Max Engel (Emjay Anthony) is reaching the age when children “grow out” of believing in Santa Claus. After an altercation with one such child, Max’s Omi (Krista Sadler) reminds him how important he continue to write his Christmas wish to Santa lest it not come true. Max finishes his letter as his mom and dad, Sarah (Toni Collette) and Tom (Adam Scott), dread the arrival of Sarah’s sister Linda (Allison Tolman), her husband Howard (David Koechner) and their gaggle of kids. At the dinner table, one of Max’s cousins reads his heartfelt letter to Santa aloud, airing the family’s dirty laundry in the process. Upset, Max storms upstairs, shreds the letter and tosses it to the wind. The next morning the family awakens to a neighborhood blackout from a spontaneous blizzard. Unbeknownst to the family, his actions have summoned Krampus, a Christmas demon anxious to grant Max’s embittered wish.
Right from the start you can tell the creators are drawing deeply from 80’s cinema. The look, feel and PG-13 rating of Krampus transported me to all those Christmas films, and a few non-Christmas 80’s classics, that shaped my childhood. If I had to point a finger at its influences, I’d say it’s National Lampoon’s Christmas Vacation meets Gremlins meets Labyrinth.

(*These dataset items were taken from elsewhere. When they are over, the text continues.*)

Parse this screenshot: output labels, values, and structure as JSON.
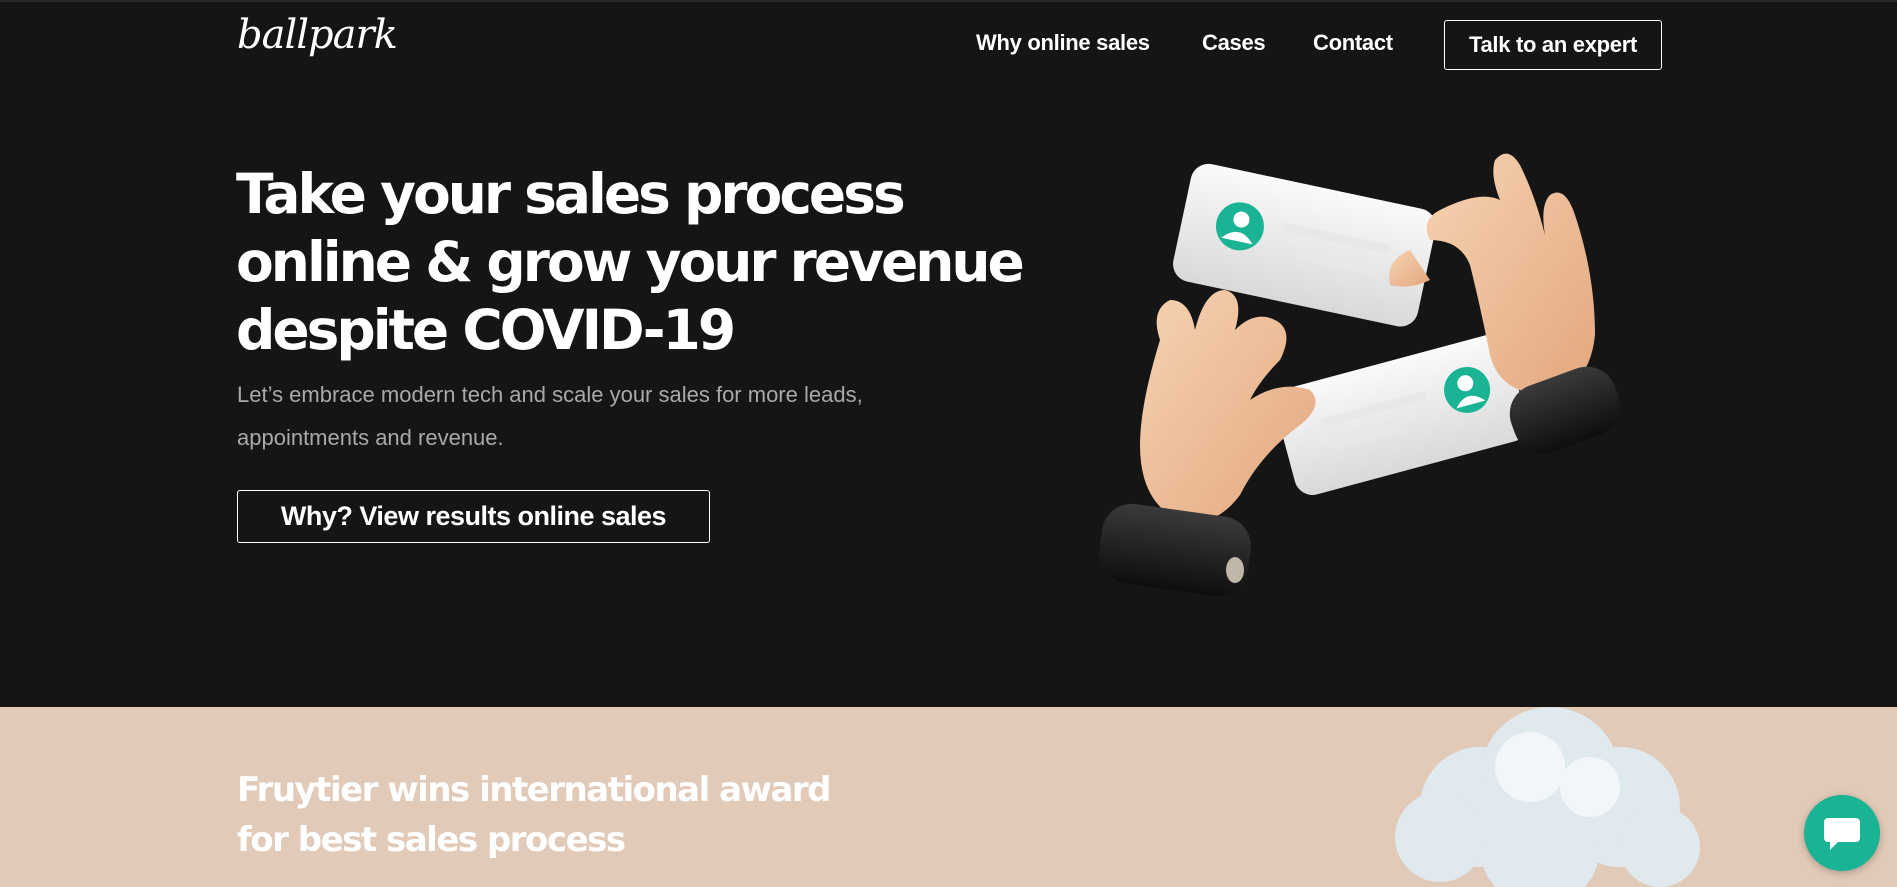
{
  "header": {
    "logo_text": "ballpark",
    "nav": {
      "why_online_sales": "Why online sales",
      "cases": "Cases",
      "contact": "Contact"
    },
    "cta_label": "Talk to an expert"
  },
  "hero": {
    "title_line1": "Take your sales process",
    "title_line2": "online & grow your revenue",
    "title_line3": "despite COVID-19",
    "subtitle_line1": "Let’s embrace modern tech and scale your sales for more leads,",
    "subtitle_line2": "appointments and revenue.",
    "button_label": "Why? View results online sales",
    "illustration_icon": "hands-exchanging-cards-illustration"
  },
  "award": {
    "title_line1": "Fruytier wins international award",
    "title_line2": "for best sales process",
    "decoration_icon": "cloud-icon"
  },
  "chat": {
    "icon": "chat-bubble-icon"
  },
  "colors": {
    "background": "#151515",
    "award_background": "#e2cab9",
    "accent_green": "#1ab394",
    "text_white": "#ffffff",
    "text_muted": "#a9a9a9"
  }
}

When I told someone this, they looked concerned, but trust me the mashup works beautifully.
Summoning a demon to your home for the holidays isn’t the sort of thing one expects so naturally when things begin to go awry for the Engels and their guests, they haven’t the slightest. No one, except good ol’ Omi, who naturally has had dealings with Krampus in her youth. Even her nightmarish account of her Christmas under Santa’s Shadow doesn’t fully capture the cheerfully sadistic insanity he brings to all the girls and boys. It isn’t until his demonic reindeeer, vicious elves and the twisted toys within his sack descend upon the desperate family that their delightfully dire situation is realized. It’s a quirky blend of humor, fear and Christmas spirit that is sure to strike a chord with more than a few viewers.
The use of practical effects and puppetry add to that tangible 80’s feel of Krampus. In fact the only detriment of its 80’s trappings is its deliberate pacing. In the new millennium’s cinema of rapid-fire edits and explode first, question later filmmaking, Krampus seems to crawl towards Christmas morning at times.
Krampus is a cautionary tale that reminds viewers to appreciate the true meaning of the holidays. What’s even better is that it is a story that can be enjoyed time and again. That is until too many sequels will make audiences wish Krampus could come and take his franchise away.